Danny Quinn, MD of DataVita, Scotland’s largest data centre provider

I've witnessed firsthand the transformative effects of the artificial intelligence (AI) revolution on the data centre industry. Historically, attracting data centre opportunities to Scotland posed significant challenges – primarily due to the lack of geographical necessity for many businesses to locate here. However, the landscape has dramatically shifted since the beginning of 2022, driven by the exponential rise of AI.

In early 2022, our data centre, with a 16MW capacity, had sold approximately 3MW over five years. This changed almost overnight with the explosion of AI demand. To meet this, we've doubled our capacity to 40MW and plan to bring over 300MW online in the next few years, all driven by the needs of AI.

AI became mainstream almost overnight, thanks to ChatGPT. The core technology behind ChatGPT isn't new – neural networks have been around since 2012, and Google introduced transformer models in 2017. But, ChatGPT captured public attention due to OpenAI's substantial investment in computational resources, training large-scale models like GPT-3, with its 175 billion parameters. This was a quantum leap from previous models.

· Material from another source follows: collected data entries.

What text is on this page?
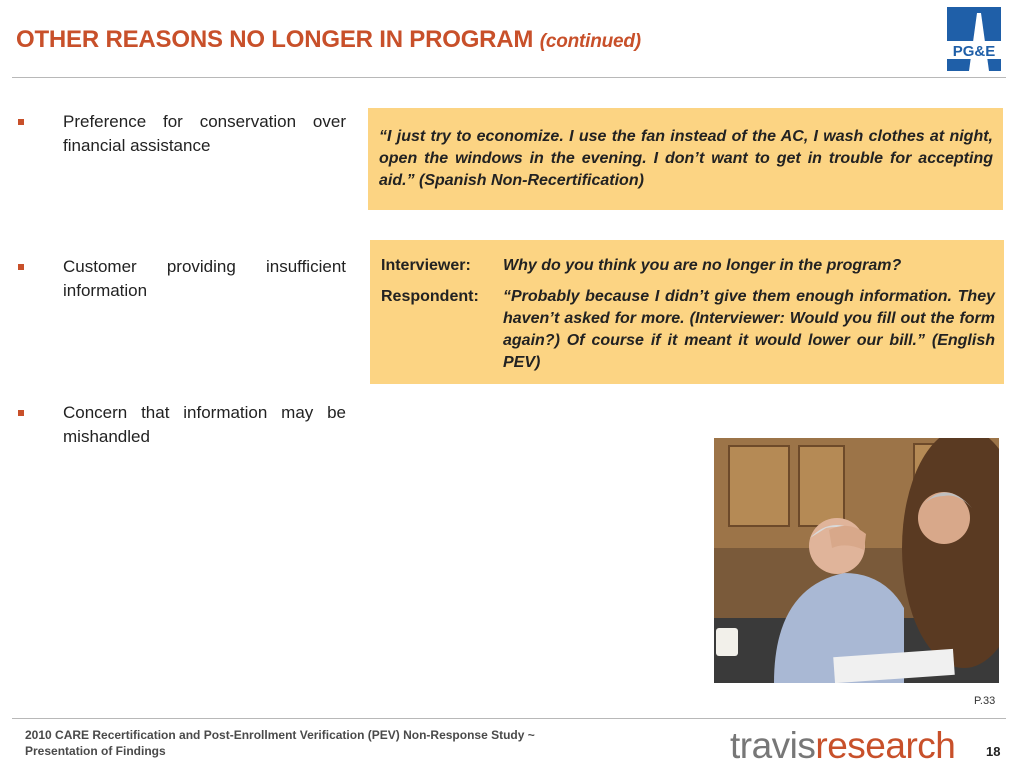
OTHER REASONS NO LONGER IN PROGRAM (continued)	PG&E
Preference for conservation over financial assistance
Customer providing insufficient information
Concern that information may be mishandled
“I just try to economize. I use the fan instead of the AC, I wash clothes at night, open the windows in the evening. I don’t want to get in trouble for accepting aid.” (Spanish Non-Recertification)
Interviewer:	Why do you think you are no longer in the program?
Respondent:	“Probably because I didn’t give them enough information. They haven’t asked for more. (Interviewer: Would you fill out the form again?) Of course if it meant it would lower our bill.” (English PEV)
P.33
2010 CARE Recertification and Post-Enrollment Verification (PEV) Non-Response Study ~
Presentation of Findings	travisresearch 18
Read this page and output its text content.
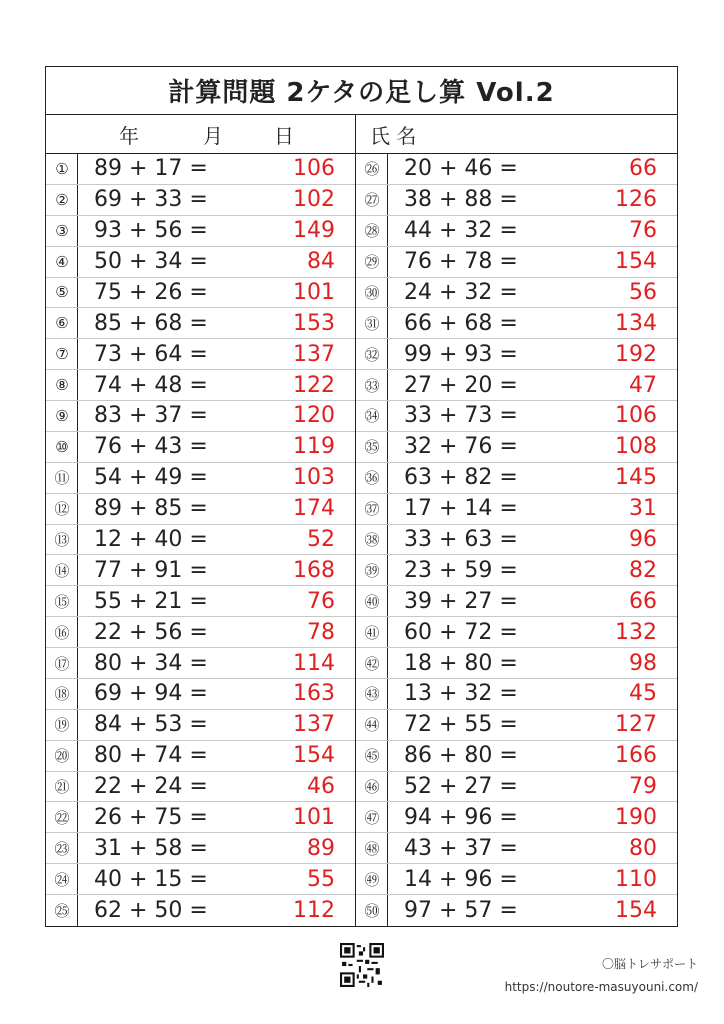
計算問題 2ケタの足し算 Vol.2
年	月	日	氏 名
①	89 + 17 =	106
②	69 + 33 =	102
③	93 + 56 =	149
④	50 + 34 =	84
⑤	75 + 26 =	101
⑥	85 + 68 =	153
⑦	73 + 64 =	137
⑧	74 + 48 =	122
⑨	83 + 37 =	120
⑩	76 + 43 =	119
⑪	54 + 49 =	103
⑫	89 + 85 =	174
⑬	12 + 40 =	52
⑭	77 + 91 =	168
⑮	55 + 21 =	76
⑯	22 + 56 =	78
⑰	80 + 34 =	114
⑱	69 + 94 =	163
⑲	84 + 53 =	137
⑳	80 + 74 =	154
㉑	22 + 24 =	46
㉒	26 + 75 =	101
㉓	31 + 58 =	89
㉔	40 + 15 =	55
㉕	62 + 50 =	112
㉖	20 + 46 =	66
㉗	38 + 88 =	126
㉘	44 + 32 =	76
㉙	76 + 78 =	154
㉚	24 + 32 =	56
㉛	66 + 68 =	134
㉜	99 + 93 =	192
㉝	27 + 20 =	47
㉞	33 + 73 =	106
㉟	32 + 76 =	108
㊱	63 + 82 =	145
㊲	17 + 14 =	31
㊳	33 + 63 =	96
㊴	23 + 59 =	82
㊵	39 + 27 =	66
㊶	60 + 72 =	132
㊷	18 + 80 =	98
㊸	13 + 32 =	45
㊹	72 + 55 =	127
㊺	86 + 80 =	166
㊻	52 + 27 =	79
㊼	94 + 96 =	190
㊽	43 + 37 =	80
㊾	14 + 96 =	110
㊿	97 + 57 =	154
〇脳トレサポート
https://noutore-masuyouni.com/
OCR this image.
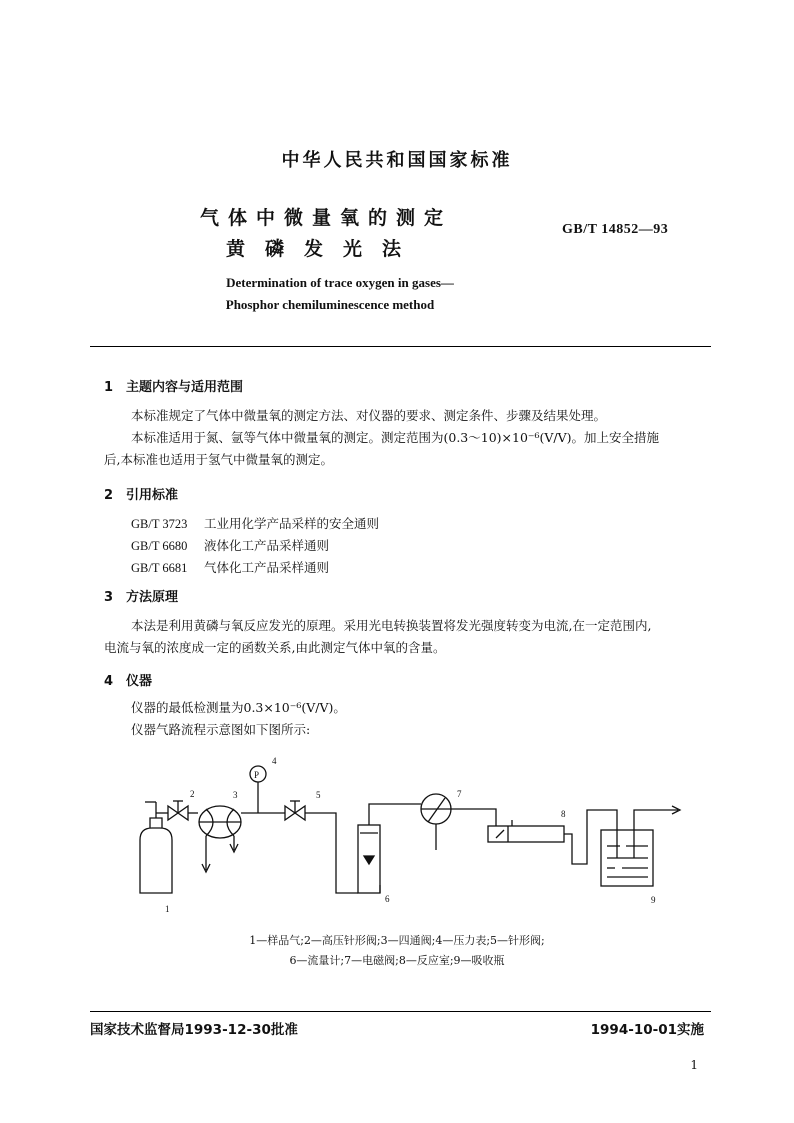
中华人民共和国国家标准
气体中微量氧的测定
黄磷发光法
GB/T 14852—93
Determination of trace oxygen in gases—
Phosphor chemiluminescence method
1 主题内容与适用范围
本标准规定了气体中微量氧的测定方法、对仪器的要求、测定条件、步骤及结果处理。
本标准适用于氮、氩等气体中微量氧的测定。测定范围为(0.3～10)×10⁻⁶(V/V)。加上安全措施
后,本标准也适用于氢气中微量氧的测定。
2 引用标准
GB/T 3723 工业用化学产品采样的安全通则
GB/T 6680 液体化工产品采样通则
GB/T 6681 气体化工产品采样通则
3 方法原理
本法是利用黄磷与氧反应发光的原理。采用光电转换装置将发光强度转变为电流,在一定范围内,
电流与氧的浓度成一定的函数关系,由此测定气体中氧的含量。
4 仪器
仪器的最低检测量为0.3×10⁻⁶(V/V)。
仪器气路流程示意图如下图所示:
1
2	3
4
5
6
7
8
9
P
1—样品气;2—高压针形阀;3—四通阀;4—压力表;5—针形阀;
6—流量计;7—电磁阀;8—反应室;9—吸收瓶
国家技术监督局1993-12-30批准	1994-10-01实施
1
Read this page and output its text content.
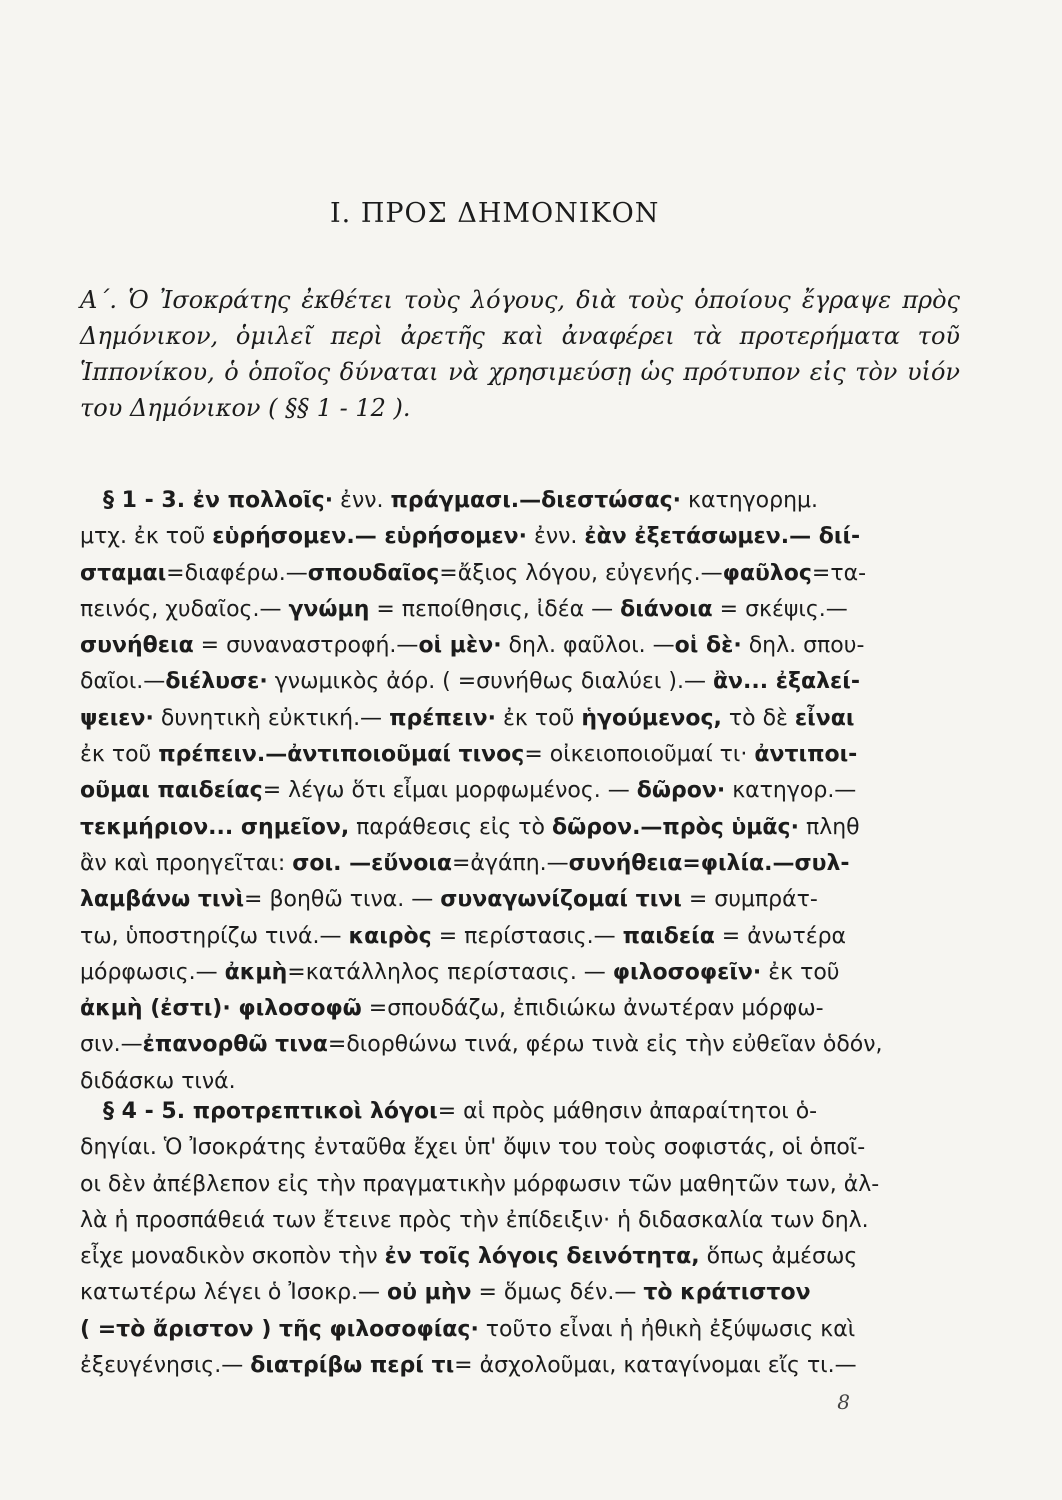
I. ΠΡΟΣ ΔΗΜΟΝΙΚΟΝ
Α΄. Ὁ Ἰσοκράτης ἐκθέτει τοὺς λόγους, διὰ τοὺς ὁποίους ἔγραψε πρὸς Δημόνικον, ὁμιλεῖ περὶ ἀρετῆς καὶ ἀναφέρει τὰ προτερήματα τοῦ Ἱππονίκου, ὁ ὁποῖος δύναται νὰ χρησιμεύσῃ ὡς πρότυπον εἰς τὸν υἱόν του Δημόνικον ( §§ 1 - 12 ).
§ 1 - 3. ἐν πολλοῖς· ἐνν. πράγμασι.—διεστώσας· κατηγορημ.
μτχ. ἐκ τοῦ εὑρήσομεν.— εὑρήσομεν· ἐνν. ἐὰν ἐξετάσωμεν.— διί-
σταμαι=διαφέρω.—σπουδαῖος=ἄξιος λόγου, εὐγενής.—φαῦλος=τα-
πεινός, χυδαῖος.— γνώμη = πεποίθησις, ἰδέα — διάνοια = σκέψις.—
συνήθεια = συναναστροφή.—οἱ μὲν· δηλ. φαῦλοι. —οἱ δὲ· δηλ. σπου-
δαῖοι.—διέλυσε· γνωμικὸς ἀόρ. ( =συνήθως διαλύει ).— ἂν... ἐξαλεί-
ψειεν· δυνητικὴ εὐκτική.— πρέπειν· ἐκ τοῦ ἡγούμενος, τὸ δὲ εἶναι
ἐκ τοῦ πρέπειν.—ἀντιποιοῦμαί τινος= οἰκειοποιοῦμαί τι· ἀντιποι-
οῦμαι παιδείας= λέγω ὅτι εἶμαι μορφωμένος. — δῶρον· κατηγορ.—
τεκμήριον... σημεῖον, παράθεσις εἰς τὸ δῶρον.—πρὸς ὑμᾶς· πληθ
ἂν καὶ προηγεῖται: σοι. —εὔνοια=ἀγάπη.—συνήθεια=φιλία.—συλ-
λαμβάνω τινὶ= βοηθῶ τινα. — συναγωνίζομαί τινι = συμπράτ-
τω, ὑποστηρίζω τινά.— καιρὸς = περίστασις.— παιδεία = ἀνωτέρα
μόρφωσις.— ἀκμὴ=κατάλληλος περίστασις. — φιλοσοφεῖν· ἐκ τοῦ
ἀκμὴ (ἐστι)· φιλοσοφῶ =σπουδάζω, ἐπιδιώκω ἀνωτέραν μόρφω-
σιν.—ἐπανορθῶ τινα=διορθώνω τινά, φέρω τινὰ εἰς τὴν εὐθεῖαν ὁδόν,
διδάσκω τινά.
§ 4 - 5. προτρεπτικοὶ λόγοι= αἱ πρὸς μάθησιν ἀπαραίτητοι ὁ-
δηγίαι. Ὁ Ἰσοκράτης ἐνταῦθα ἔχει ὑπ' ὄψιν του τοὺς σοφιστάς, οἱ ὁποῖ-
οι δὲν ἀπέβλεπον εἰς τὴν πραγματικὴν μόρφωσιν τῶν μαθητῶν των, ἀλ-
λὰ ἡ προσπάθειά των ἔτεινε πρὸς τὴν ἐπίδειξιν· ἡ διδασκαλία των δηλ.
εἶχε μοναδικὸν σκοπὸν τὴν ἐν τοῖς λόγοις δεινότητα, ὅπως ἀμέσως
κατωτέρω λέγει ὁ Ἰσοκρ.— οὐ μὴν = ὅμως δέν.— τὸ κράτιστον
( =τὸ ἄριστον ) τῆς φιλοσοφίας· τοῦτο εἶναι ἡ ἠθικὴ ἐξύψωσις καὶ
ἐξευγένησις.— διατρίβω περί τι= ἀσχολοῦμαι, καταγίνομαι εἴς τι.—
8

Despite not fully understanding why stacking multiple transformer layers results in such powerful models, the success of them lies in the complex and effective way these layers process and integrate information. Advancements in hardware affordability, cloud computing efficiencies, and algorithmic improvements made training such large models feasible.

OpenAI's demonstration of what is possible with vast computational power ignited a global AI arms race. Now, everyone from enterprises to the public sector wants a piece of what is likely to be one of the most defining technologies in human history. The entry point into this market, based on our experience, starts at around 2,000 GPUs – equating to roughly 3MW of power. However, this is just the beginning and that number will almost certainly rise.

The current AI arms race comprises three main components:

1. Access to the latest hardware: Securing the newest and most powerful GPUs and other hardware is crucial.

2. Data centre space: The physical space to house this hardware is in high demand.

3. Power availability: Ensuring sufficient power to run these systems is critical.

For instance, Meta aims to deploy 600,000 GPUs by the end of the year, requiring 180MW of power – equivalent to the power consumption of a small city. It’s worth bearing in mind that this is just one company's demand and that will lead to steep competition for access to products and infrastructure.

As a result, many leading AI companies are now exploring the use of private nuclear reactors to support their new models. What began as an IT challenge has morphed into a classic resource grab, where the fastest and most efficient deployments will dominate the market.

We are in an exciting yet uncertain time. The primary goal in the coming years is to be at the forefront of this revolution, despite the inherent risks and challenges involved. The AI-driven boom has already transformed the data centre industry, and its impact will continue to shape the future of technology and resource management in the years ahead.